The ‘Hiawatha’ rhythm in which English translations of these poems are recited seems to bear little relation to the singing of the original.  There’s a sample of this on Wikipedia.  My musings on the ancient origins of epic poems may be mere fiction.

However, author Lewis Dartnell has speculated at length in ‘The Knowledge – How to Rebuild our World from Scratch’ on how we can preserve important scientific discoveries in the event of global catastrophe.  This style of telling seems well adapted to embed this information.  It falls into memory as if it were designed to, and the redundancy guards against attrition.

In the post-apocalyptic landscape, you can bet people will have to knit socks, possibly in a yurtish sort of dwelling. So I wrote the ‘ The Production of Methane Gas Described in the British Style of Finnish Epic Poetry ‘. It’s very long, a good sock’s worth to a fast knitter, so it’s on its own page. I’ll be checking the technical details with the biochar people, but as the epic points out ‘ And with care prevent explosion’!

The Resilience Handbook will be out soon!!

You can place advance orders here

Diary May 2015

This month was something of a landmark as I finally parted with the Leyland Pilot post office van which served me as a mobile HQ during my event organiser days. I gave it to a young crew member, who will have ample opportunity to learn welding on it.

The nucleus of crafters formed during the Free Craft Workshops project are determined to continue some form of meeting. Instead of competing for custom, crafters should unite to reclaim the market for basic household goods. Supporting local businesses needs to become a much larger factor in consumer choices.

Remember, the more local materials are in place, the more resilient an area is.

Following a Resilience Plan isn’t all knitting and gardening. It sends you on adventures too. This month, I went on a day sail on a tall ship as my challenge for Water. The Handbook explains these things in more detail.

The Lord Nelson is part of the Jubilee Sailing Trust, who offer adventure holidays for the disabled. I was very impressed with the adaptations – even a wheelchair lift! – and the excellent crew. Not many people could cross the Atlantic in a three masted sailing ship, yet display such patience and consideration for novices.

I chickened out of climbing the rigging, even though the little old lady volunteer helper assured me it wasn’t as hard as it looked. Steering was more my thing, and I successfully navigated the 400 ton vessel around a lobster pot on the way back in to harbour.

Back to work, with a trip to Hay-on-Wye, where the Book Festival was in full swing. I haven’t been there since the first one back in the late Eighties; it has changed a bit since then!  Accommodation was scarce in Hay itself but a regular shuttle bus ran from Hereford, where I stayed at the excellent Somerville House.

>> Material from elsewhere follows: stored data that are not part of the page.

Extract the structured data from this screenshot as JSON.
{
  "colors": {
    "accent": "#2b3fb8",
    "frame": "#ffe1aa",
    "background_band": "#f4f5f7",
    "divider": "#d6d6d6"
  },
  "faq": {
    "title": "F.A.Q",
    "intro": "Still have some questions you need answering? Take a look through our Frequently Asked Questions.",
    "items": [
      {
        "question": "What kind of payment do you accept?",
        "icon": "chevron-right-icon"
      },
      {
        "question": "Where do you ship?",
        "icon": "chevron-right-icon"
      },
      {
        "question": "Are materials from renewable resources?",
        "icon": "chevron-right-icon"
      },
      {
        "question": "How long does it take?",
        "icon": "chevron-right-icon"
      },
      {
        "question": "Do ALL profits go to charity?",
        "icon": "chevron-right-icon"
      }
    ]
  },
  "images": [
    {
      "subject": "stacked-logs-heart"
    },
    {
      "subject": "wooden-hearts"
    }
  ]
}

It was fascinating to be among hundreds of people all carrying books, reading while they drank coffee or waited in the queue to hear their favourite author give a talk. I had my eye on getting a signed copy of a Neil Gaiman or David Mitchell book, but the shelves were stripped of these by Friday morning!

I did pick up a copy of the ‘Civil Defense Manual’ from 1950, of which more later.

And so home again, back to the office and the to-do list.